Abstract

Roger of Lauria's family was exiled from the kingdom of Sicily by Charles I of Anjou for its support of the Hohenstaufen cause but in the service of Aragon he became the most feared and renowned warrior of his generation. His six great naval victories during the War of the Sicilian Vespers closely determined the outcome of that struggle. Lauria's fame has been diminished by the minor place awarded to the War of the Vespers by modern medievalists and by its overshadowing by the Hundred Years War. But in fact it was an extremely important war in medieval history, witnessing the decline of the papacy and the kingdom of Sicily and the rise for a brief time of a new power in the Mediterranean: Aragon. Moreover, it was in this war that medieval warfare first began to acquire attributes characteristics of the later middle ages: supremacy of archers and infantry over mounted and mailed knights, appearance of disciplined and professional companies of mercenaries led by professional war leaders, and decline from chivalric warfare into nationalistic hatred and ferocity.
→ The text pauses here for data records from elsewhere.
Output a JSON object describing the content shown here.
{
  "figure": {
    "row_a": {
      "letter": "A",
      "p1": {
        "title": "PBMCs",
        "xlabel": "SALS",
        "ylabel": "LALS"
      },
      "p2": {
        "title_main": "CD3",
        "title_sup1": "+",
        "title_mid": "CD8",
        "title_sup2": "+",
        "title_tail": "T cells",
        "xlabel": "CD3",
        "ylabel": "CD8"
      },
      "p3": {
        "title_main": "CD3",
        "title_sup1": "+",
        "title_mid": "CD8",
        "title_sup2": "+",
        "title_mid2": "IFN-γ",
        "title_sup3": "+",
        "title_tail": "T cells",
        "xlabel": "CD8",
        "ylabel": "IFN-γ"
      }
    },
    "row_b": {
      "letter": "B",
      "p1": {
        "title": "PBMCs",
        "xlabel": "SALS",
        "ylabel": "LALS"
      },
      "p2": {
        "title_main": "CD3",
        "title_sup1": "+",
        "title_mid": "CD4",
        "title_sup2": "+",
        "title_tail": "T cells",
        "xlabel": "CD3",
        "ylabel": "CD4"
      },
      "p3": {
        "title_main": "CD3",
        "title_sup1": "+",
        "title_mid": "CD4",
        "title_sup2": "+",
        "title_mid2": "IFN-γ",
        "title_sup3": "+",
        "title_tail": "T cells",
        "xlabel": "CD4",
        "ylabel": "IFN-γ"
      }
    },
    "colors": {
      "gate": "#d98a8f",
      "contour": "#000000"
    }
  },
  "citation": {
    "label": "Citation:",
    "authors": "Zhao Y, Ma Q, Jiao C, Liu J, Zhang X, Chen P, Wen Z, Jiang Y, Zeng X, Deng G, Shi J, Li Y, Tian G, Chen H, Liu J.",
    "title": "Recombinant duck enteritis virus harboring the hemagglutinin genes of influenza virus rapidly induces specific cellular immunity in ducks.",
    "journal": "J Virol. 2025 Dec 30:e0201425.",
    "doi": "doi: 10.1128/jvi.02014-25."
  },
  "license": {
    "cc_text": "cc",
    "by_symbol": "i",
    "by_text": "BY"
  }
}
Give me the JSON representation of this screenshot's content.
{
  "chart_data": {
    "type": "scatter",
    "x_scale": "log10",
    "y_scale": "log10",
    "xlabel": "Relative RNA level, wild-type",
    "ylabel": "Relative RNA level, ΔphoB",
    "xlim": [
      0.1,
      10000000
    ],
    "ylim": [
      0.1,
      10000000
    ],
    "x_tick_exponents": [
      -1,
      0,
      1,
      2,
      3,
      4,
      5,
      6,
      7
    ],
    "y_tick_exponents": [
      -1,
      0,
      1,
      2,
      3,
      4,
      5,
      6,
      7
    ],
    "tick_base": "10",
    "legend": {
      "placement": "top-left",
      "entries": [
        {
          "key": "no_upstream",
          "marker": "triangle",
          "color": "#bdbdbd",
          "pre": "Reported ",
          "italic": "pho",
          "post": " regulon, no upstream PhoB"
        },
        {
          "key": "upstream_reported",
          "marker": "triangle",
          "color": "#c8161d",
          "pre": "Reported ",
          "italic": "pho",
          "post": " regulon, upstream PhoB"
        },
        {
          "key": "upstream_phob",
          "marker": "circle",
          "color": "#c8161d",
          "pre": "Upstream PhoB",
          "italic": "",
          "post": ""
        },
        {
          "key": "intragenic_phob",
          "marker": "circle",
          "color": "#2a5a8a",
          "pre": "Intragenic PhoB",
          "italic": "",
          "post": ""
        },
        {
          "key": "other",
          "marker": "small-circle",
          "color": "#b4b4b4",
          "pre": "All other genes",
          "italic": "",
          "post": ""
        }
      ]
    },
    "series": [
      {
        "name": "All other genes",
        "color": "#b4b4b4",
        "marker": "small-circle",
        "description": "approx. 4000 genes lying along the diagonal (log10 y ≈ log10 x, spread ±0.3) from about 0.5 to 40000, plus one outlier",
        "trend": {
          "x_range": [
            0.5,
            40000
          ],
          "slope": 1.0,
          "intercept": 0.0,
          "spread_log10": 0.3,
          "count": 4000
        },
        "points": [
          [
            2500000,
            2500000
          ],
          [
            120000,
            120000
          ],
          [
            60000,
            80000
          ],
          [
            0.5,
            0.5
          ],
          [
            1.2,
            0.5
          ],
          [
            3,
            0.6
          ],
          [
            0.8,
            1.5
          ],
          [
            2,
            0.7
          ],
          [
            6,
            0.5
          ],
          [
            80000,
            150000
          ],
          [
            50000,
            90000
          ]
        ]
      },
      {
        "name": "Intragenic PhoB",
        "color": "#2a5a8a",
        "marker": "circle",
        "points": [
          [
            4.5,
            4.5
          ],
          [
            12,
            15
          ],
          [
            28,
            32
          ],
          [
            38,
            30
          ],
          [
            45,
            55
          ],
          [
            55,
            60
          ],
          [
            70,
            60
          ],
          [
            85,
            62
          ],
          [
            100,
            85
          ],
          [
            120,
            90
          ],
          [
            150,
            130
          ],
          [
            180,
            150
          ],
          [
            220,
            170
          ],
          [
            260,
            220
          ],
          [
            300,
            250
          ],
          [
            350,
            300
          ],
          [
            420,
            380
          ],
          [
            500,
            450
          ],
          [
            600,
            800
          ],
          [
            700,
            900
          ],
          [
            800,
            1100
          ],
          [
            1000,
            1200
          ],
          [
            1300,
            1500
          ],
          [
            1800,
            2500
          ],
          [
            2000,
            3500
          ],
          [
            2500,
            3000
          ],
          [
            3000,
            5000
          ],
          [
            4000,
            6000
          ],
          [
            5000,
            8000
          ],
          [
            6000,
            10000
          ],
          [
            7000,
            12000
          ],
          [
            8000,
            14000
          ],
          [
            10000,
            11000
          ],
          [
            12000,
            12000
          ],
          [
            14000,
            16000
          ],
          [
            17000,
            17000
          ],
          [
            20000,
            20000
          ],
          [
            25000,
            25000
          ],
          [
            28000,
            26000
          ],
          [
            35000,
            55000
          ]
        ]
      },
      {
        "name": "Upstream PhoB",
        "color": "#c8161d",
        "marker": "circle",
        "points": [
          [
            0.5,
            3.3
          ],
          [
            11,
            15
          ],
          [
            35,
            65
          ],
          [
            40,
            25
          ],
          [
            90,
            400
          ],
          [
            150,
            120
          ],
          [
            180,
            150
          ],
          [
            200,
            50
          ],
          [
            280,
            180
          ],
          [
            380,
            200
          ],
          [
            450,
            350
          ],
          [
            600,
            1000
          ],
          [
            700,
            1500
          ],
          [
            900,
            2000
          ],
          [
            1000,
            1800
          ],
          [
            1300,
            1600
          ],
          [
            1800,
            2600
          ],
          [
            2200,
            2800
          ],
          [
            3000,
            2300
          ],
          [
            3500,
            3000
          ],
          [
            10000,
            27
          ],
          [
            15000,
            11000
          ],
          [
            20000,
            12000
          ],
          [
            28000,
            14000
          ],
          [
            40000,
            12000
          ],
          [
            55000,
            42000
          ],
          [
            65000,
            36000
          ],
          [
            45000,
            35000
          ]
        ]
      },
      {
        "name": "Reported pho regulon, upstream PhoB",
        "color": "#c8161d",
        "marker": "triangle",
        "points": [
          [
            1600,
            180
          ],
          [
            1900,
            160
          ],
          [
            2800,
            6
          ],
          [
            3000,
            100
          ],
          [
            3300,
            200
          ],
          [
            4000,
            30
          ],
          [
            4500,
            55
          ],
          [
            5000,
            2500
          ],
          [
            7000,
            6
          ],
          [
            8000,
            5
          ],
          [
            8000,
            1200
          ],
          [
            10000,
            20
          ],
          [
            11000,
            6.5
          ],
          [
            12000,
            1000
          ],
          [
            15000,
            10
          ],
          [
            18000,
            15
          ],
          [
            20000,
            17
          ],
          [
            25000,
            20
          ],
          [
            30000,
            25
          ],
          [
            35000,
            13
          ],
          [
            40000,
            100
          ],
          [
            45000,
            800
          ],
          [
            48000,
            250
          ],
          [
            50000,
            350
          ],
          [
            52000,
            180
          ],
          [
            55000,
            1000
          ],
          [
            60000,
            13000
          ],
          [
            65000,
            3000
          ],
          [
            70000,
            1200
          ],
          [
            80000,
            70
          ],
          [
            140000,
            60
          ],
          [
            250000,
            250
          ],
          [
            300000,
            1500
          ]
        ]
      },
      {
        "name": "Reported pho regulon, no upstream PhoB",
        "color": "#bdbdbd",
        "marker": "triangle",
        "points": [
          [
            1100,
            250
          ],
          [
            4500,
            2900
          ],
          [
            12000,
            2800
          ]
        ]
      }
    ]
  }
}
Lauria's success lay in the superior qualities of his crews and in his own genius. Handling galley fleets successfully required mastery of the difficult nexus between land and sea for Mediterranean galley warfare was more amphibious than naval in the modern sense of the word. Lauria proved to be the greatest master of the science in the middle ages; a war leader deserving to be ranked with Richard Coeur de Lion, the Black Prince, and Nelson.